How the heck can you do that in daylight? I saw where you said it was easy but I can't imagine it being easy, nor that quick. I'm clearly missing something about it. You somehow cut it down narrower while it's on the 120 spool, then turn the lights off for the re-spooling I presume. I might be able to do the respooling if it were cut, probably sacrifice a roll to play with in the light first, but I can't imagine how to cut the 120 down narrower in the light. I would have thought you'd have to stretch it against some kind of guide in the dark, which would also open the possibility of getting dust on it as in loading sheet film holders.
I've done it by rolling the roll on a table, with a snap-blade knife on a mark on the backing paper, or by grabbing one end flange in my lathe chuck, supporting the other end on the dead center, and spinning the roll (again cutting with a utility or snap-blade knife to a mark). There are also 3D printed cutters available, one of which does the first spool transfer to a 127 spool and has daylight sealing, another just automates the process of cutting the roll. You'll want to be sure you're leaving the 6x4.5 framing track on the 46 mm strip in order to work correctly in 4x4 cameras.
BTW, with a little care in the darkroom part of this, you can get two barely-sufficient Minolta 16 strips from the "waste" of the 120 roll, or one grossly over length strip, even for a Kiev 30.
Donald Qualls said,
"If you're using recut 120 backing, however, you still have the framing issue with full and half frame cameras"
Why and how is this? And, doesn't "full and half frame cameras" cover all of them?

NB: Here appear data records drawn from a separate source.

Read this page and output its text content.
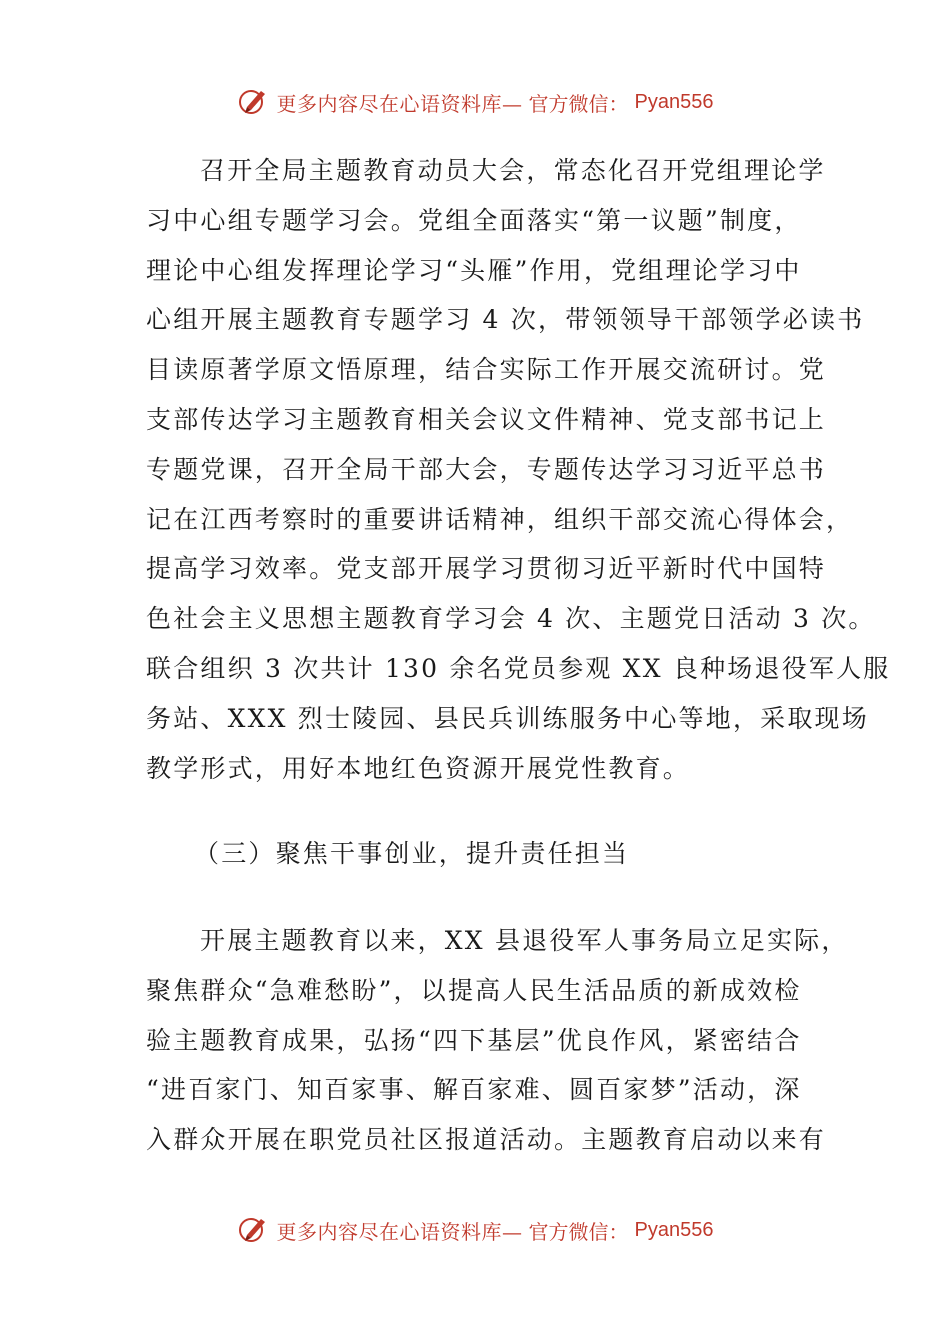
更多内容尽在心语资料库— 官方微信： Pyan556

召开全局主题教育动员大会，常态化召开党组理论学
习中心组专题学习会。党组全面落实“第一议题”制度，
理论中心组发挥理论学习“头雁”作用，党组理论学习中
心组开展主题教育专题学习 4 次，带领领导干部领学必读书
目读原著学原文悟原理，结合实际工作开展交流研讨。党
支部传达学习主题教育相关会议文件精神、党支部书记上
专题党课，召开全局干部大会，专题传达学习习近平总书
记在江西考察时的重要讲话精神，组织干部交流心得体会，
提高学习效率。党支部开展学习贯彻习近平新时代中国特
色社会主义思想主题教育学习会 4 次、主题党日活动 3 次。
联合组织 3 次共计 130 余名党员参观 XX 良种场退役军人服
务站、XXX 烈士陵园、县民兵训练服务中心等地，采取现场
教学形式，用好本地红色资源开展党性教育。

（三）聚焦干事创业，提升责任担当

开展主题教育以来，XX 县退役军人事务局立足实际，
聚焦群众“急难愁盼”，以提高人民生活品质的新成效检
验主题教育成果，弘扬“四下基层”优良作风，紧密结合
“进百家门、知百家事、解百家难、圆百家梦”活动，深
入群众开展在职党员社区报道活动。主题教育启动以来有

更多内容尽在心语资料库— 官方微信： Pyan556
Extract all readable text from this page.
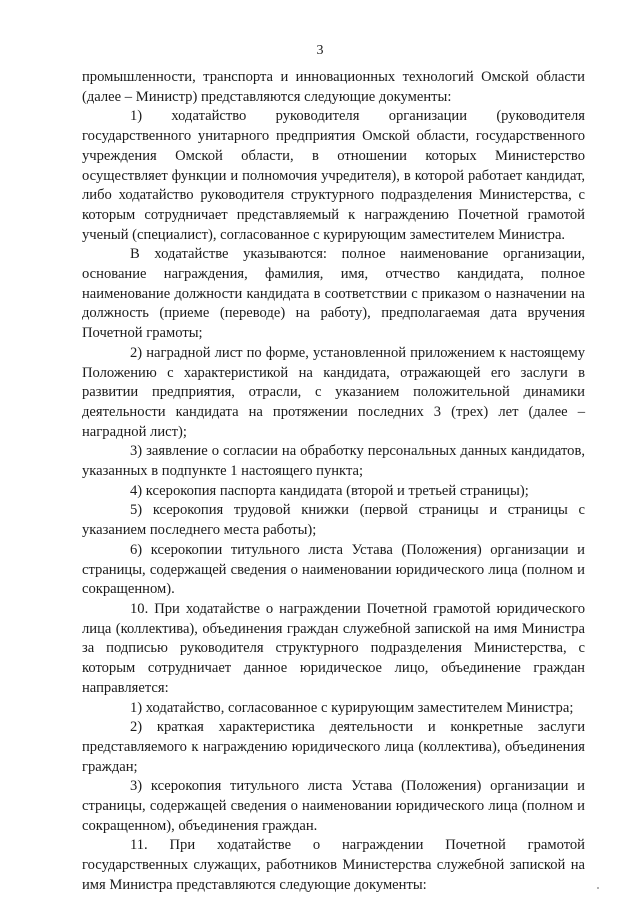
3

промышленности, транспорта и инновационных технологий Омской области (далее – Министр) представляются следующие документы:

1) ходатайство руководителя организации (руководителя государственного унитарного предприятия Омской области, государственного учреждения Омской области, в отношении которых Министерство осуществляет функции и полномочия учредителя), в которой работает кандидат, либо ходатайство руководителя структурного подразделения Министерства, с которым сотрудничает представляемый к награждению Почетной грамотой ученый (специалист), согласованное с курирующим заместителем Министра.

В ходатайстве указываются: полное наименование организации, основание награждения, фамилия, имя, отчество кандидата, полное наименование должности кандидата в соответствии с приказом о назначении на должность (приеме (переводе) на работу), предполагаемая дата вручения Почетной грамоты;

2) наградной лист по форме, установленной приложением к настоящему Положению с характеристикой на кандидата, отражающей его заслуги в развитии предприятия, отрасли, с указанием положительной динамики деятельности кандидата на протяжении последних 3 (трех) лет (далее – наградной лист);

3) заявление о согласии на обработку персональных данных кандидатов, указанных в подпункте 1 настоящего пункта;

4) ксерокопия паспорта кандидата (второй и третьей страницы);

5) ксерокопия трудовой книжки (первой страницы и страницы с указанием последнего места работы);

6) ксерокопии титульного листа Устава (Положения) организации и страницы, содержащей сведения о наименовании юридического лица (полном и сокращенном).

10. При ходатайстве о награждении Почетной грамотой юридического лица (коллектива), объединения граждан служебной запиской на имя Министра за подписью руководителя структурного подразделения Министерства, с которым сотрудничает данное юридическое лицо, объединение граждан направляется:

1) ходатайство, согласованное с курирующим заместителем Министра;

2) краткая характеристика деятельности и конкретные заслуги представляемого к награждению юридического лица (коллектива), объединения граждан;

3) ксерокопия титульного листа Устава (Положения) организации и страницы, содержащей сведения о наименовании юридического лица (полном и сокращенном), объединения граждан.

11. При ходатайстве о награждении Почетной грамотой государственных служащих, работников Министерства служебной запиской на имя Министра представляются следующие документы:
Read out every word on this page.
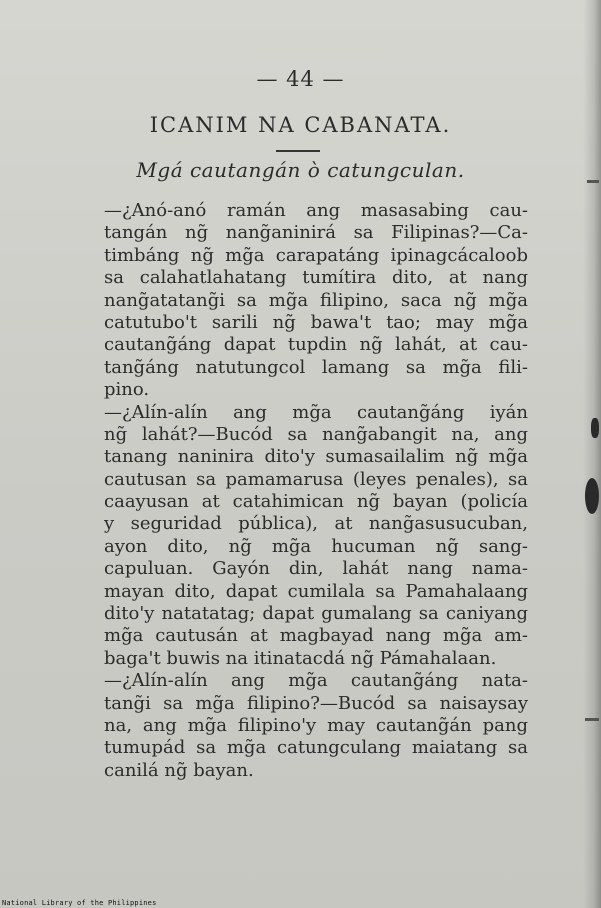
— 44 —
ICANIM NA CABANATA.
Mgá cautangán ò catungculan.
—¿Anó-anó ramán ang masasabing cau-
tangán ng̃ nang̃aninirá sa Filipinas?—Ca-
timbáng ng̃ mg̃a carapatáng ipinagcácaloob
sa calahatlahatang tumítira dito, at nang
nang̃atatang̃i sa mg̃a filipino, saca ng̃ mg̃a
catutubo't sarili ng̃ bawa't tao; may mg̃a
cautang̃áng dapat tupdin ng̃ lahát, at cau-
tang̃áng natutungcol lamang sa mg̃a fili-
pino.
—¿Alín-alín ang mg̃a cautang̃áng iyán
ng̃ lahát?—Bucód sa nang̃abangit na, ang
tanang naninira dito'y sumasailalim ng̃ mg̃a
cautusan sa pamamarusa (leyes penales), sa
caayusan at catahimican ng̃ bayan (policía
y seguridad pública), at nang̃asusucuban,
ayon dito, ng̃ mg̃a hucuman ng̃ sang-
capuluan. Gayón din, lahát nang nama-
mayan dito, dapat cumilala sa Pamahalaang
dito'y natatatag; dapat gumalang sa caniyang
mg̃a cautusán at magbayad nang mg̃a am-
baga't buwis na itinatacdá ng̃ Pámahalaan.
—¿Alín-alín ang mg̃a cautang̃áng nata-
tang̃i sa mg̃a filipino?—Bucód sa naisaysay
na, ang mg̃a filipino'y may cautang̃án pang
tumupád sa mg̃a catungculang maiatang sa
canilá ng̃ bayan.
National Library of the Philippines
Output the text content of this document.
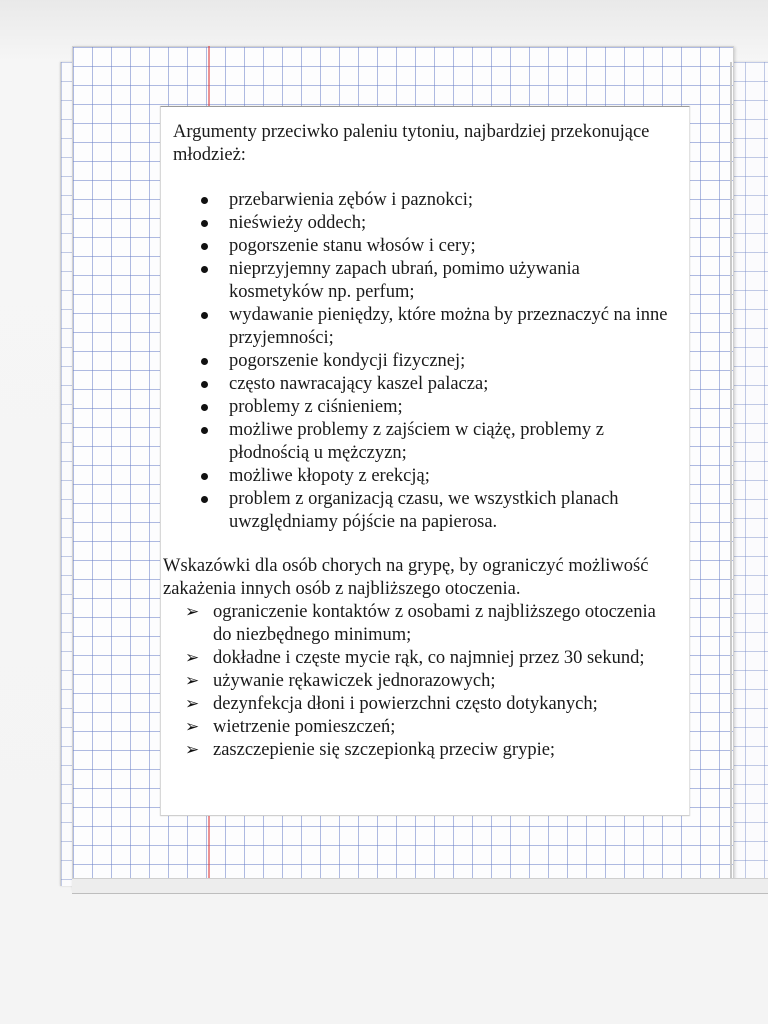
Argumenty przeciwko paleniu tytoniu, najbardziej przekonujące młodzież:

przebarwienia zębów i paznokci;
nieświeży oddech;
pogorszenie stanu włosów i cery;
nieprzyjemny zapach ubrań, pomimo używania kosmetyków np. perfum;
wydawanie pieniędzy, które można by przeznaczyć na inne przyjemności;
pogorszenie kondycji fizycznej;
często nawracający kaszel palacza;
problemy z ciśnieniem;
możliwe problemy z zajściem w ciążę, problemy z płodnością u mężczyzn;
możliwe kłopoty z erekcją;
problem z organizacją czasu, we wszystkich planach uwzględniamy pójście na papierosa.

Wskazówki dla osób chorych na grypę, by ograniczyć możliwość zakażenia innych osób z najbliższego otoczenia.

➢ ograniczenie kontaktów z osobami z najbliższego otoczenia do niezbędnego minimum;
➢ dokładne i częste mycie rąk, co najmniej przez 30 sekund;
➢ używanie rękawiczek jednorazowych;
➢ dezynfekcja dłoni i powierzchni często dotykanych;
➢ wietrzenie pomieszczeń;
➢ zaszczepienie się szczepionką przeciw grypie;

Just trying to learn something here.
Thanks,
Robert
There are three frame formats in 127. The original in 1911 was 4x6.5 ("full frame") and by the 1920s there were 4x3.25 "half frame" which produced some of the tiniest film cameras ever (with reasonably sized negatives), among them the Nagel/Kodak Vollenda and the Baby Ikonta. Then, after WWII, came the 4x4 revolution (presaged by the pre-War Baby Rolleiflex) and the jump of 127 to (briefly) consumer camera kingship (only to be struck down by 126 in the 1960s).
Recut 120, as noted by
@Roger Cole, has incorrect spacing for all three -- for post-War 127 cameras with their 4x4 frame, but still using red window, the 6x4.5 framing track is in play, and just gives a little extra space between frames. For 4x6.5, the 6x6 frame is just a little too narrow, giving a couple millimeters of overlap -- which is much more noticeable on half-frame 127 cameras, because the double red window doesn't evenly split the undersize spacing on the backing; you'll get one pair with very little overlap, and the next with a lot.
And
@Tel No, the 4x6.5 and 4x4 are different tracks. 4x6.5 is in the center (usually at one end of the film door), with 4x3.25 having two windows on that same track; the 4x4 is at the edge of the backing (usually in a corner of the camera back). This is why recut 120 (with the correct edge preserved) works fairly well in both, because after trimming 15+ mm off the 6x9 track edge, you're left with two tracks that are visible through the two window positions on 127 cameras.